The Army has paired staffers from its research and development community with the requirements community as a way to improve development on new Army platforms.
“With respect to the appreciation of what’s going on out in the technology [sector], that’s the purpose of bringing [Research, Development and Engineering Command] closer to the requirements community so they can show ‘Here’s the challenge that I have, the capability I’m striving for. Here’s what’s available on the market,’” Ryan McCarthy, the undersecretary of the Army, said at the AUSA Global Force Symposium in Huntsville, Alabama March 26.
This synergy will help better advise the requirements developers, which has been a major focus for the Army as it looks to modernize and deploy new capabilities faster.

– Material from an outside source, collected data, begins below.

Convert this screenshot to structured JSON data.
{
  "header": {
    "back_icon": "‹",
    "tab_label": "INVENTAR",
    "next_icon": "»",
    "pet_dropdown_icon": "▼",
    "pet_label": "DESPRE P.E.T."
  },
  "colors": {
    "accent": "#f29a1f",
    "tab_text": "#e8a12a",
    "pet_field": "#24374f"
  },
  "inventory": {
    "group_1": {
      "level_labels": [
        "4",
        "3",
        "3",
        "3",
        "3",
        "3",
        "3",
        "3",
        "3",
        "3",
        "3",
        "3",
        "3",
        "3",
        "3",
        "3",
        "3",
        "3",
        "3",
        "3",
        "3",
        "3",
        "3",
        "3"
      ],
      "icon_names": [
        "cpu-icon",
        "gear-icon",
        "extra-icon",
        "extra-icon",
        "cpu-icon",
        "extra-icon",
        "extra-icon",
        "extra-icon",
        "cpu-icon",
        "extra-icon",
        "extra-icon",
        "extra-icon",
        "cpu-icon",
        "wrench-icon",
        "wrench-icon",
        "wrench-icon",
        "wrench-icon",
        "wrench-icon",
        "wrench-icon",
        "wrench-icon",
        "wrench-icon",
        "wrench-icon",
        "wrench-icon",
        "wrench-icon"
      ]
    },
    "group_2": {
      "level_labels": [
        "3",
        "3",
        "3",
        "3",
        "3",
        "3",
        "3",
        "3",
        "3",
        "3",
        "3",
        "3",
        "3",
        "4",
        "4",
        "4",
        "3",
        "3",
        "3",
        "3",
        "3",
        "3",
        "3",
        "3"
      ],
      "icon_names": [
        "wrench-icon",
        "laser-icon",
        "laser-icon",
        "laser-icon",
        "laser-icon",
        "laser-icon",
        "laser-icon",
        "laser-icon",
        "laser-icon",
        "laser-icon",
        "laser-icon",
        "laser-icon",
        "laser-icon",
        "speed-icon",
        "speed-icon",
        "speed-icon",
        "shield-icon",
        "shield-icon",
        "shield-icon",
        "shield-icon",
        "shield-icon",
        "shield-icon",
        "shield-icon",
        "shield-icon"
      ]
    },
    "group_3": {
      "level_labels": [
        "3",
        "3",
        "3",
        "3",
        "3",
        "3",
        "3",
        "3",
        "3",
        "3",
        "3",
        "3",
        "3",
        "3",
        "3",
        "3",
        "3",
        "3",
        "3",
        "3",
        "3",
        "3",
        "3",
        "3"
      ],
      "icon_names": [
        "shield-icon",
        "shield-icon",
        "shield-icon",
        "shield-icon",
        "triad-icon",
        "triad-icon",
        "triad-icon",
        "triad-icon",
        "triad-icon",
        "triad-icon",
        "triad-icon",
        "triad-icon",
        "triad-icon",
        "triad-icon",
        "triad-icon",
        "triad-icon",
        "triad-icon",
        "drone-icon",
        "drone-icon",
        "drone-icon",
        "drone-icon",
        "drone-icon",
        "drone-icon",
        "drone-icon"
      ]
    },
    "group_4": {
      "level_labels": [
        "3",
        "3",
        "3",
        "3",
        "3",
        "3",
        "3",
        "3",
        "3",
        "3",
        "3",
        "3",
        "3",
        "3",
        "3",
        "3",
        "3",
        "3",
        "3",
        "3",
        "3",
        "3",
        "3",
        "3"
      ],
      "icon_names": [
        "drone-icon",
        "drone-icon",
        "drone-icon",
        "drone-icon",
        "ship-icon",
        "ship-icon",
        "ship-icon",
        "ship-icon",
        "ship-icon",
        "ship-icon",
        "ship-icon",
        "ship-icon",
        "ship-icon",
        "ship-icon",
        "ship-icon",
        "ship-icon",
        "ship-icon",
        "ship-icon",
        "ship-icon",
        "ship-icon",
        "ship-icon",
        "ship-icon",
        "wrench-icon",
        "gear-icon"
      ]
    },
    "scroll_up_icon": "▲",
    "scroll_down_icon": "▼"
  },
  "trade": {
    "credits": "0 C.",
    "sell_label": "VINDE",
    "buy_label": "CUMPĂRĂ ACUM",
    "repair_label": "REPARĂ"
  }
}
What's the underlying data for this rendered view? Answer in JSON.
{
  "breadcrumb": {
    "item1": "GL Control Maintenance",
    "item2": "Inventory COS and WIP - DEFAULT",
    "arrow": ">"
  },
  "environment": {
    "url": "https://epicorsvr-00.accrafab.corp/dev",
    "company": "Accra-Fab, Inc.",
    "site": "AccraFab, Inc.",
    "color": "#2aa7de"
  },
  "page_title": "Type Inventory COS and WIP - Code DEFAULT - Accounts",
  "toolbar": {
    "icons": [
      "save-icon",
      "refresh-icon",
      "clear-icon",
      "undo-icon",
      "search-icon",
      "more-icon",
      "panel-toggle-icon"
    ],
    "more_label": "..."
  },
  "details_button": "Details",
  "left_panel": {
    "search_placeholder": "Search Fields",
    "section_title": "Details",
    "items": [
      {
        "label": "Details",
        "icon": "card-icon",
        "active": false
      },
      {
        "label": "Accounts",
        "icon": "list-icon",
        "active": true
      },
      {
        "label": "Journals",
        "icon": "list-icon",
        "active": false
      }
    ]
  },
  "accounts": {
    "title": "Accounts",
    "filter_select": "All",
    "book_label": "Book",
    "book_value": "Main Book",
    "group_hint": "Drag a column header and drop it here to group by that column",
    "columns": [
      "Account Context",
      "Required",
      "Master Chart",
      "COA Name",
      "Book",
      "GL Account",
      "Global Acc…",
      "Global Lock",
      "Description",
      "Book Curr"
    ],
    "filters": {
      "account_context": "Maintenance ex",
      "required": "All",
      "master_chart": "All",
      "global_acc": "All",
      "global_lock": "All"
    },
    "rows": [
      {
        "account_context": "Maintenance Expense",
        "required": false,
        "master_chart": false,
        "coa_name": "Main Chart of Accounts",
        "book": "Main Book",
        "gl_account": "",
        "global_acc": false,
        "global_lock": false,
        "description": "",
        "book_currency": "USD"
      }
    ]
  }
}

“You’ll bring together the technologists who will have the ability to better be able to advise the requirements writers on the state of technology, the advancements of technology whether the technology is being done in house to the Army or whether they’re being done by international partners, academia, or through private industry,” Maj. Gen. Cedric Wins, commander of RDECOM told C4ISRNET at the symposium. “You’ll have a better opportunity to do that to help shape the requirements development process.”
Now, the technology community can inform the requirements community if a technology already exists.
“The more we understand through our experimental prototyping efforts, the capabilities that we’re going after, the more you can buy down risk in defining your requirements and then perhaps pass a better product to our industry partners,” Wins said. “[We can] say, ‘Hey this is what we’re looking for in the way of a capability.’”
Winns added this approach may also help eliminate the criticisms that the requirements process is too prescriptive and not descriptive.
“Eventually we’ve got to get to a requirements document but a lot of the feedback we get is the requirements are so prescribed that it doesn’t really allow the innovation that we want to have,” Gen. James McConville, the Army’s vice chief of staff, said at the symposium.